Typically, the biggest barrier for someone looking to join an unorganized sport community, like pick-up basketball at Queen’s is a feeling of intimidation. However, according to Deshane Richards, ArtSci ’21—another regular pick-up basketball player—the notion that Queen’s students need to be skilled to play and enjoy pick-up basketball on campus is a fallacy.
“Effort is what matters,” he said in an interview with The Journal. “If you hustle and work hard on every play, people will enjoy playing on your team, no matter how good you are technically.”
Another pick-up fanatic, Ethan Tighe, ArtSci ’20, spoke to how pick-up can lead to strong social bonds.
“During the game, you want nothing more than to beat who you’re playing against. That intensity brings people together,” he told The Journal.
“Competing builds mutual respect between people. So once the game’s over, you’ve already built a friendship with whoever was involved in the game.”
As a form of athletic competition, pick-up at Queen’s can naturally be a high-intensity atmosphere. Yet, as Tighe mentioned, the competitive circumstances which define it allow players to develop strong social bonds with one another.
Playing basketball with relative frequency comes with physical health benefits, but it can also have positive impacts on players’ mental health, too.

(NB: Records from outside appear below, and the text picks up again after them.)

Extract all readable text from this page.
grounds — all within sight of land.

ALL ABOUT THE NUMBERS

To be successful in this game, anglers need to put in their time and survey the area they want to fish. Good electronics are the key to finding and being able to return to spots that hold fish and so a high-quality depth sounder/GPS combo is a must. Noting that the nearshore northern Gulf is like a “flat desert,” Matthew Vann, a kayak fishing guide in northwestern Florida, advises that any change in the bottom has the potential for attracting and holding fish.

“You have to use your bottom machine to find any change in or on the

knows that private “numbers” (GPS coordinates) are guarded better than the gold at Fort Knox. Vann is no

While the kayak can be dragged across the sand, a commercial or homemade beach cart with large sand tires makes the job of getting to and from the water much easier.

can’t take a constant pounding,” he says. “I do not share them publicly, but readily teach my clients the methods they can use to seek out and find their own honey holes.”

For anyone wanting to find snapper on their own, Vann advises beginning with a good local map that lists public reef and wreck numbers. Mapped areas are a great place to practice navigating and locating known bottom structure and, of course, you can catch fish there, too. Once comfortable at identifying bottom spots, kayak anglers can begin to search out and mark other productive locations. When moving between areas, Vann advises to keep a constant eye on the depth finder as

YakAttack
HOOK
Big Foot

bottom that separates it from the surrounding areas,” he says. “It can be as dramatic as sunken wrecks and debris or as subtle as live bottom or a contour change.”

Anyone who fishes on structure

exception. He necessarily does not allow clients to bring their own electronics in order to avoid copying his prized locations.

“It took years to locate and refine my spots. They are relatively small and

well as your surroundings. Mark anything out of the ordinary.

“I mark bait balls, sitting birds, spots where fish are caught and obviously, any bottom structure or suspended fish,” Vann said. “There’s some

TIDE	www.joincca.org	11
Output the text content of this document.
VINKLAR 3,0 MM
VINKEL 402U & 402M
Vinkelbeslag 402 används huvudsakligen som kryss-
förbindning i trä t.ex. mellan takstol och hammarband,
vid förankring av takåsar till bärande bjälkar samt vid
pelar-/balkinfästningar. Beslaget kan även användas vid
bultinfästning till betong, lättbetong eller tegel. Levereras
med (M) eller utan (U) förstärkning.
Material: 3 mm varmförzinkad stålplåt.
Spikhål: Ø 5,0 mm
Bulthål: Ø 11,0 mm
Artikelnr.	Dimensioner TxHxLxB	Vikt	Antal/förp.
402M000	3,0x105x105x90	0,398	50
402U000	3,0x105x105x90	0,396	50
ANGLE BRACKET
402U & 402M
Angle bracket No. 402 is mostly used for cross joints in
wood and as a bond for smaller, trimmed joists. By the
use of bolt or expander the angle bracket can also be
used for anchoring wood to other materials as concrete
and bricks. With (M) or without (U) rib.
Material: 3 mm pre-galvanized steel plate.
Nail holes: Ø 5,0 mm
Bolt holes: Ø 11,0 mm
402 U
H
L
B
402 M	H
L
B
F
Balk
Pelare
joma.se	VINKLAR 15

According to a 2019 study by University of Georgia Kinesiology professors Katja Sonkeng and Jepkorir Rose Chepyator-Thompson, whilst examining the “healing touch”—a form of energy therapy based on physical touch—they found that even small interactions like high-fives and handshakes provided “a sense of affirmation, and acceptance that may lead to enhanced human connections and relationships.”
Additionally, pick-up basketball games can often be some of the most diverse spaces around, and their ability to bring people from all backgrounds together is certainly worthy of attention—particularly at Queen’s.
A 2014 dissertation by Gonzaga sociology professor Michael Francis DeLand explores how pick-up basketball creates such diverse and inclusive spaces.
After four years of research and observation, DeLand wrote that pickup basketball games acted as a space where “[a] Buddhist philosophy enthusiast, Israeli immigrant carpenter, a [B]lack hip hop band leader, a white real estate developer, and a Latino bartender arrive at the park to build, populate, and dwell together inside a vivid gaming context before bidding farewell and re-entering their separate biographical trajectories.”
The difference between DeLand’s study, done at a public park in California, and the pickup basketball at the ARC, is that instead of leaving to their separate spheres, nearly everyone that plays pick-up basketball at Queen’s lives within walking distance of one another. The connections that DeLand writes about are still likely made, but they also carry the potential to grow outside the gym as well.
Currently, the ARC isn’t able to offer open gym time for basketball, but the parks around student housing—places like Victoria or Friendship Park—have become hotbeds for pick-up while we continue to recover from the pandemic.